O ativo mais importante à disposição da administração pública são as pessoas que planejam, criam e implementam políticas públicas. Nesse sentido, a gestão de pessoas no setor público é fundamental para os resultados apresentados aos cidadãos em termos de garantia de direitos e promoção de um país mais justo e menos desigual. E, no mundo do Big Data e da Inteligência Artificial (IA), não podemos deixar de lado as soluções tecnológicas para promover uma abordagem estratégica: o chamado people analytics é peça contemporânea essencial para todos os governos.

Coletar, analisar e disponibilizar dados relacionados aos servidores públicos são, em conjunto, uma importante ferramenta para tomar decisões mais assertivas para a gestão de pessoas nas suas várias etapas: informando processos de recrutamento e seleção; implementando políticas de gestão de desempenho; apoiando formações e outras medidas de desenvolvimento dos servidores; planejando melhor o dimensionamento da força de trabalho; e executando uma boa alocação dos recursos humano, seja para posições de lideranças, seja para as equipes.

Ao se deparar com o universo do uso de dados na gestão de pessoas, a primeira grande preocupação é identificar o perfil dos servidores públicos brasileiros. Os dados mais recentes dos quais dispomos (Pesquisa Nacional por Amostra de Domicílios Contínua de setembro de 2024) são, em grande maioria, números gerais e quantitativos. Sabemos que o setor público emprega 12 milhões de profissionais, representando 12,2% da força de trabalho brasileira, dos quais cerca de 60% estão nos municípios, por exemplo. São poucas (e sem padrão para comparação), porém informações essenciais, como gênero, raça, cor, origem étnica, escolaridade, experiências prévias, alocação, remuneração e, ainda, outros dados que poderiam ter grande valia para a gestão. 

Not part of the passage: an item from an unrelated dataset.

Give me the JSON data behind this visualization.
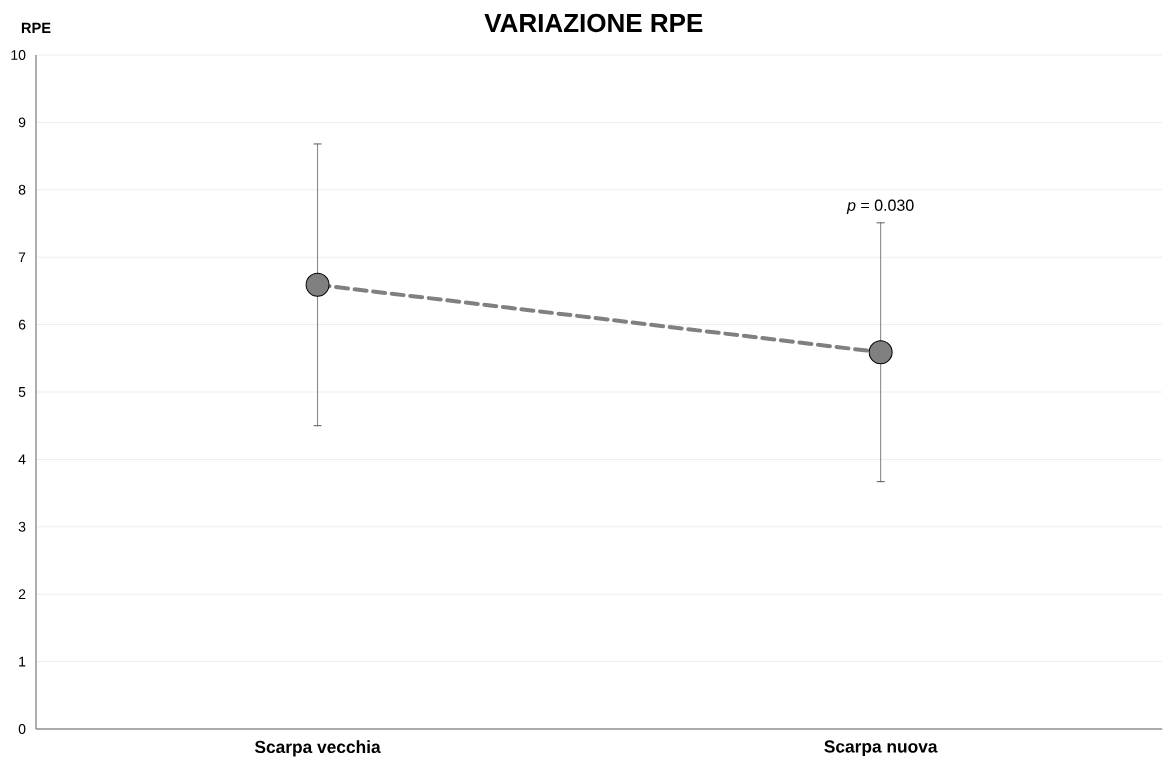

No âmbito federal, a Lei de Acesso à Informação (LAI) e a Lei Geral de Proteção de Dados (LGPD) criaram um ambiente legal propício (e complementar) para boas práticas de transparência, possibilitando o desenvolvimento de iniciativas como o Painel Estatístico de Pessoal, que disponibiliza a maioria dessas informações sobre os servidores do Executivo federal de forma fácil e acessível à população e aos gestores públicos. 

Nos Estados e municípios, contudo, o quadro demanda mais atenção. Estudo do Movimento Pessoas à Frente (MPF) de 2023 já mapeou alguns dos principais desafios no que se refere a dados acerca de cargos de liderança: além da falta de padrão, apenas sete Estados apresentam, em seus portais da transparência, informações desagregadas a respeito das atribuições previstas para essas posições. 

Foi nesse contexto que o MPF reuniu cerca de 40 especialistas das mais diversas áreas no Grupo de Trabalho (GT) de Transparência de Dados de Gestão de Pessoas no Setor Público, cujo resultado foi recentemente lançado na forma de um guia de referência para gestores públicos entenderem e implementarem uma boa governança de dados em seus órgãos. O processo de construção do material, que durou 13 meses, foi documentado em artigo premiado no XIII Congresso Consad de Gestão Pública.

A grande lição aprendida nesse processo foi que é preciso construir capacidades institucionais nos 26 Estados (mais o Distrito Federal) e nos mais de 5,5 mil municípios, além de avançar no sentido de ter como base os dados que a própria administração pública gera no seu dia a dia de atuação. Quanto mais tecnológicos os desafios, mais humanas as soluções; e a transparência, mais do que um fim, é um meio para construir um melhor Estado, ao permitir que as análises informem as políticas públicas.